גיא עוזיאל, הרצאה סמינריונית לדוקטורט
יום רביעי, 4.3.2020, 13:30
Online Portfolio Selection, aiming to optimize the allocation of wealth across a set of assets, is a fundamental research problem in computational finance and machine learning. Despite the theoretical challenges, the implementation of a real-world trading system is extremely challenging. This issue has been extensively studied across several research communities, including finance, statistics, coding and information theory and machine learning. This long-standing problem, however, still poses many challenges.
We begin with a discussion of the problem of online portfolio selection in the presence of transaction costs, and we present two novel algorithms, enabling a trader to enhance any existing commission-oblivious algorithms. Our experiments which were conducted on common benchmarks show that the two new algorithms achieve state-of-the-art results.

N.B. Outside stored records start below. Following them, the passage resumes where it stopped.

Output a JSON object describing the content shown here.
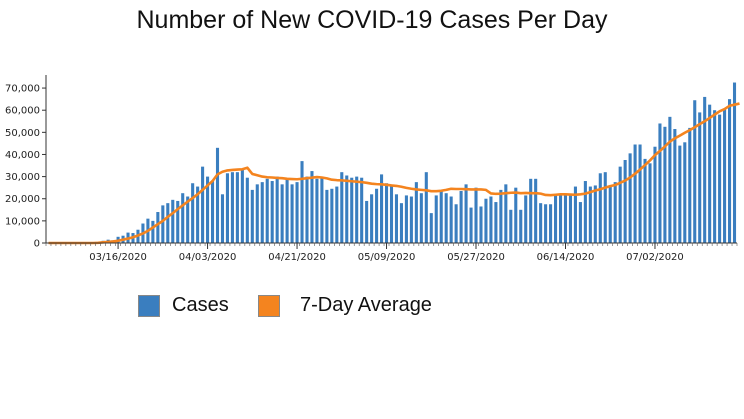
{
  "chart_data": {
    "type": "bar",
    "title": "Number of New COVID-19 Cases Per Day",
    "xlabel": "",
    "ylabel": "",
    "ylim": [
      0,
      75000
    ],
    "y_ticks": [
      "0",
      "10,000",
      "20,000",
      "30,000",
      "40,000",
      "50,000",
      "60,000",
      "70,000"
    ],
    "x_tick_labels": [
      {
        "label": "03/16/2020",
        "day_index": 14
      },
      {
        "label": "04/03/2020",
        "day_index": 32
      },
      {
        "label": "04/21/2020",
        "day_index": 50
      },
      {
        "label": "05/09/2020",
        "day_index": 68
      },
      {
        "label": "05/27/2020",
        "day_index": 86
      },
      {
        "label": "06/14/2020",
        "day_index": 104
      },
      {
        "label": "07/02/2020",
        "day_index": 122
      }
    ],
    "start_date": "03/02/2020",
    "series": [
      {
        "name": "Cases",
        "color": "#3a7ebf",
        "kind": "bar",
        "values": [
          0,
          0,
          0,
          0,
          0,
          0,
          0,
          0,
          0,
          0,
          500,
          1000,
          1500,
          1200,
          2800,
          3300,
          4700,
          4500,
          6000,
          8800,
          11000,
          10000,
          14000,
          17000,
          18000,
          19500,
          19000,
          22500,
          21000,
          27000,
          25500,
          34500,
          30000,
          28000,
          43000,
          22000,
          31500,
          32000,
          32000,
          33000,
          29500,
          24000,
          26500,
          27500,
          29000,
          28000,
          30000,
          26500,
          29000,
          26500,
          27500,
          37000,
          30000,
          32500,
          29000,
          30000,
          24000,
          24500,
          25500,
          32000,
          30500,
          29500,
          30000,
          29500,
          19000,
          22000,
          24500,
          31000,
          27000,
          26000,
          22000,
          18000,
          21500,
          21000,
          27500,
          22500,
          32000,
          13500,
          21500,
          24000,
          22500,
          21000,
          17500,
          23500,
          26500,
          16000,
          25000,
          16500,
          20000,
          21000,
          18500,
          24000,
          26500,
          15000,
          25000,
          15000,
          21500,
          29000,
          29000,
          18000,
          17500,
          17500,
          21500,
          21500,
          21500,
          21500,
          25500,
          18500,
          28000,
          25500,
          26000,
          31500,
          32000,
          26000,
          27500,
          34500,
          37500,
          40500,
          44500,
          44500,
          38000,
          36000,
          43500,
          54000,
          52500,
          57000,
          51500,
          44000,
          45500,
          52000,
          64500,
          59000,
          66000,
          62500,
          60000,
          58000,
          60500,
          65000,
          72500
        ]
      },
      {
        "name": "7-Day Average",
        "color": "#f4841f",
        "kind": "line",
        "values": [
          0,
          0,
          0,
          0,
          0,
          0,
          0,
          0,
          0,
          0,
          100,
          300,
          500,
          700,
          1000,
          1500,
          2000,
          2600,
          3400,
          4300,
          5500,
          7000,
          8500,
          10000,
          11800,
          13500,
          15300,
          17000,
          18700,
          20300,
          22000,
          24000,
          26000,
          28000,
          31000,
          32200,
          32800,
          33000,
          33200,
          33300,
          34000,
          31200,
          30600,
          30000,
          29700,
          29600,
          29400,
          29300,
          29000,
          28900,
          28800,
          29000,
          29300,
          29500,
          29800,
          29600,
          29200,
          28600,
          28400,
          28300,
          28100,
          27900,
          27700,
          27500,
          27200,
          26800,
          26600,
          26500,
          26300,
          26000,
          25800,
          25400,
          24900,
          24500,
          24200,
          24000,
          23800,
          23400,
          23400,
          23600,
          24000,
          24500,
          24400,
          24400,
          24300,
          24200,
          24200,
          24200,
          24000,
          22400,
          22200,
          22300,
          22500,
          22700,
          22800,
          22500,
          22600,
          22500,
          22500,
          22300,
          21700,
          21600,
          21800,
          22000,
          22000,
          21900,
          21800,
          22000,
          22300,
          23000,
          23700,
          24300,
          25000,
          25700,
          26200,
          27200,
          28200,
          29600,
          31300,
          33200,
          35200,
          37300,
          39700,
          41600,
          43600,
          45800,
          47300,
          48500,
          49800,
          51000,
          52300,
          53700,
          55000,
          56500,
          58000,
          59500,
          60500,
          62000,
          62500,
          63000
        ]
      }
    ],
    "legend": [
      {
        "label": "Cases",
        "color": "#3a7ebf"
      },
      {
        "label": "7-Day Average",
        "color": "#f4841f"
      }
    ],
    "legend_position": "bottom-left",
    "grid": false
  }
}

We then present an approach to handle the risk incurred while trading. First, we review multi-objective online learning, where we propose a novel framework and algorithm to address this problem in case the underlying process is stationary and ergodic. We prove that under mild conditions our algorithm is universal and thus asymptotically achieves the best possible outcome in hindsight. Later on, we show how this method can be utilized to incorporate the well-known risk proxy, conditional value at risk (CVaR) in online portfolio selection.
Finally, we deal with the pattern matching algorithms and propose a novel approach to incorporate the learning of a suitable kernel using a deep neural network, in an online manner.
The talk summarizes work presented in 5 papers, 4 of which were published/accepted to NIPS, AISTATS.